Federações pedem atuação do governo federal para proteger trabalhadores da Oi e da Serede

As federações nacionais dos trabalhadores em telecomunicações intensificam a articulação junto ao governo federal em torno da crise enfrentada pelo Grupo Oi e pela massa falida da Serede ao encaminhar, nesta terça-feira, 14, ofícios aos ministros Luiz Marinho (Trabalho e Emprego), Guilherme Boulos (Secretaria de Governo da Presidência da República) e Sidônio Palmeira (Secretaria de Comunicação Social da Presidência da República). As entidades pedem apoio institucional para proteger empregos, garantir direitos trabalhistas e preservar a continuidade dos serviços de telecomunicações.

Protesto de ex-trabalhadores da Serede em frente ao TJ-RJ (8 de julho de 2025, arquivo pessoal) MP Oi verbas rescisórias federações acionistas
Protesto de ex-trabalhadores da Serede em frente ao TJ-RJ (8 de julho de 2025, arquivo pessoal)

Os documentos foram assinados pela FENATTEL, FITRATELP e FITTLIVRE, que afirmam representar 28 sindicatos filiados e mais de 1,5 milhão de trabalhadores do setor. As entidades sustentam que a crise da Oi ultrapassa os limites de uma controvérsia empresarial e possui impactos sociais, econômicos e institucionais que exigem atuação coordenada do Estado brasileiro.

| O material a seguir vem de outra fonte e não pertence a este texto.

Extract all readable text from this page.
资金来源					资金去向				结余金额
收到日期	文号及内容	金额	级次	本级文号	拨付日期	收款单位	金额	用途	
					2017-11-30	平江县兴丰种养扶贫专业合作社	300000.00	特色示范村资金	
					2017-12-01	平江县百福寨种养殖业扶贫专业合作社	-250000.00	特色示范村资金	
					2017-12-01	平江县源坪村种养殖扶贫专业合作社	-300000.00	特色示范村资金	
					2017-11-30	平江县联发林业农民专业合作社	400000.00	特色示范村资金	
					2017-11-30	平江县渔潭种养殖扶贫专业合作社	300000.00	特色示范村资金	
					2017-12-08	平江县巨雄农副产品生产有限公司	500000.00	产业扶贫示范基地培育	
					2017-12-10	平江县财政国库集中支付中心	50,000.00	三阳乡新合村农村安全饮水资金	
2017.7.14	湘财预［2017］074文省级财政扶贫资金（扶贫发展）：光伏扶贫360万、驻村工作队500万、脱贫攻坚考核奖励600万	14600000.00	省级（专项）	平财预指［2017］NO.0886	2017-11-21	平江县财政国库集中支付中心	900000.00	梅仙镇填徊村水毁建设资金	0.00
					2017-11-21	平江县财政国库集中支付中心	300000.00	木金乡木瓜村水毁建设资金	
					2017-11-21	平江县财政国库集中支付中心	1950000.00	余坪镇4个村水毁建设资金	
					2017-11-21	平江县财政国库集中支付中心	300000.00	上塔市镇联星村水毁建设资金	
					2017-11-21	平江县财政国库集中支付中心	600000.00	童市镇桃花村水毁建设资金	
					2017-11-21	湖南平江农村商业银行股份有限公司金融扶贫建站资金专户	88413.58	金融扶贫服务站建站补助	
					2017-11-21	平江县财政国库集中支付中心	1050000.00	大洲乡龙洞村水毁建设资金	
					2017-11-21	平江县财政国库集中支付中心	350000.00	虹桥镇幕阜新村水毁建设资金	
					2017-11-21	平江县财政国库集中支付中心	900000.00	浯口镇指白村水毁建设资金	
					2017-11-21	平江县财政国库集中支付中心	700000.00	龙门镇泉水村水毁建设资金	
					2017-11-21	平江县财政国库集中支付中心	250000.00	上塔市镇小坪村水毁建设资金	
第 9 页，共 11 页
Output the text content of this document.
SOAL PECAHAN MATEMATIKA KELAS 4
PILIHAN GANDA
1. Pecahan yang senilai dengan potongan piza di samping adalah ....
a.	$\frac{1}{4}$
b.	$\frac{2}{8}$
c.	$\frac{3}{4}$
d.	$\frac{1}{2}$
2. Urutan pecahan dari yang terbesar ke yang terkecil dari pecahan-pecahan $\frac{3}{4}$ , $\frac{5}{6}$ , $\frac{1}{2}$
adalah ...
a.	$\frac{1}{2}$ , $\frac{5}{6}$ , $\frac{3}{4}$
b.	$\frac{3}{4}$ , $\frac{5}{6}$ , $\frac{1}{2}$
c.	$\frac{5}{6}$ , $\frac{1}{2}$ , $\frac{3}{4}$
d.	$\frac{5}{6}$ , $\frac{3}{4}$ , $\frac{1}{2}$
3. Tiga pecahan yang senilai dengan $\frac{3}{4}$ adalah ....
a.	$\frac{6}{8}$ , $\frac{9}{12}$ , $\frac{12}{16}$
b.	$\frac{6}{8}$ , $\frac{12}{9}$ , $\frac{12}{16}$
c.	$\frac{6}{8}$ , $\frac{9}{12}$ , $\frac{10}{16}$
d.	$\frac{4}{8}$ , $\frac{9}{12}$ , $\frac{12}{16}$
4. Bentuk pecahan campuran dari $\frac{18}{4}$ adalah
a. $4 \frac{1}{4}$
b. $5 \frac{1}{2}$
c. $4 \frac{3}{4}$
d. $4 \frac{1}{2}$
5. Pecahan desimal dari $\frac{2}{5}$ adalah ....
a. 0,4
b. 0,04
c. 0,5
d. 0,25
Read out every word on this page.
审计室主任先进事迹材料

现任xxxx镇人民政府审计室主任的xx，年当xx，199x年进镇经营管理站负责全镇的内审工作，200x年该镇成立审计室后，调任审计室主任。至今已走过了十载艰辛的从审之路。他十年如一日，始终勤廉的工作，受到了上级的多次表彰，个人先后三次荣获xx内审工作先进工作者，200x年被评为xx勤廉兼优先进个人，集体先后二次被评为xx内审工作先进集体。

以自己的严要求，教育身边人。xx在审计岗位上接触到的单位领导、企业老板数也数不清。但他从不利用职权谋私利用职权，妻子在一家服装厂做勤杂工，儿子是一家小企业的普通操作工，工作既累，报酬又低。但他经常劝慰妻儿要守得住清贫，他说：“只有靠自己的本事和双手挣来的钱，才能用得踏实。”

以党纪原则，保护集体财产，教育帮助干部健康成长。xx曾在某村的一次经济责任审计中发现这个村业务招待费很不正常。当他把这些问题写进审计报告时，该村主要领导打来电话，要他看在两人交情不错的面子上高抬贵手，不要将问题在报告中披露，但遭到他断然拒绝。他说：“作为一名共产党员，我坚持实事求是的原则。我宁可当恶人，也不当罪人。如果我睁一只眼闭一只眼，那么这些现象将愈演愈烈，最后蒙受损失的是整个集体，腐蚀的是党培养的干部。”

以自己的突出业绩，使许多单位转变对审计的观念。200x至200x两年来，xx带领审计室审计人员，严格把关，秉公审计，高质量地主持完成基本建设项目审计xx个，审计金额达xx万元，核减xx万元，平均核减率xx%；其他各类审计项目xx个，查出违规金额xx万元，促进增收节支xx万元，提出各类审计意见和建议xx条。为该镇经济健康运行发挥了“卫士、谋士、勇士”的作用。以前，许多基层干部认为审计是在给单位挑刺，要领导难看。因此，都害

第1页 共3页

Ministério do Trabalho poderá coordenar grupo permanente

No ofício encaminhado ao ministro Luiz Marinho, as federações solicitam a criação de um grupo de trabalho permanente, coordenado pelo Ministério do Trabalho e Emprego, para acompanhar os desdobramentos da recuperação judicial da Oi e da falência da Serede.

A proposta prevê a participação das entidades sindicais, da Oi, da massa falida da Serede, dos administradores judiciais, da 7ª Vara Empresarial do Tribunal de Justiça do Rio de Janeiro, do Núcleo Permanente de Métodos Consensuais de Solução de Conflitos do TJRJ e dos órgãos públicos competentes.

Entre os objetivos do grupo estariam:

  1. monitorar a preservação dos empregos;
  2. acompanhar o pagamento das verbas rescisórias;
  3. discutir mecanismos de sucessão trabalhista em operações eventualmente alienadas;
  4. construir alternativas para absorção dos trabalhadores pelas empresas sucessoras; e
  5. elaborar propostas que assegurem uma transição organizada e socialmente responsável durante a reorganização das operações da Oi.

As entidades também defendem que qualquer solução empresarial garanta o pagamento prioritário das verbas rescisórias, especialmente aos trabalhadores vinculados à massa falida da Serede.

Governo é acionado para articular solução institucional

Em documento encaminhado ao ministro da Secretaria de Governo, Guilherme Boulos, as federações defendem que a pasta assuma papel de articuladora institucional entre os diversos órgãos públicos envolvidos na crise.

Segundo as entidades, a situação do Grupo Oi afeta não apenas trabalhadores e credores, mas também contratos públicos estratégicos, serviços essenciais de telecomunicações e a infraestrutura nacional de comunicações.

Os sindicalistas solicitam apoio do governo federal para fomentar o diálogo entre o Executivo, o Congresso Nacional, o Poder Judiciário, as agências reguladoras, os administradores judiciais e os representantes dos trabalhadores, com foco na preservação dos empregos, da infraestrutura estratégica do país e da continuidade dos serviços prestados pela companhia.

Além disso, as federações propõem a criação de um canal permanente de interlocução institucional com a Secretaria de Governo para acompanhar a evolução da crise e subsidiar tecnicamente eventuais iniciativas do Poder Executivo relacionadas ao tema.

Secom é acionada para ampliar transparência

As entidades também encaminharam ofício ao ministro da Secretaria de Comunicação Social da Presidência da República, Sidônio Palmeira, solicitando apoio institucional para ampliar a transparência das informações relacionadas à situação da Oi e da massa falida da Serede.

No documento, as federações afirmam haver preocupação com a divulgação de informações parciais ou descontextualizadas sobre a crise, defendendo que a sociedade seja adequadamente informada sobre seus impactos sociais e econômicos.

Segundo as entidades, é fundamental que o debate público considere aspectos como a preservação dos empregos, o papel desempenhado pela Oi na infraestrutura nacional de telecomunicações e os reflexos da crise sobre a prestação de serviços públicos essenciais.

As federações colocaram-se à disposição da Secom para colaborar no fornecimento de informações técnicas e institucionais relacionadas aos desdobramentos do processo.

Os três ofícios solicitam a realização de audiências institucionais com os respectivos ministros e integram a estratégia das entidades sindicais de ampliar a participação do governo federal na busca por soluções para a crise do Grupo Oi e da massa falida da Serede.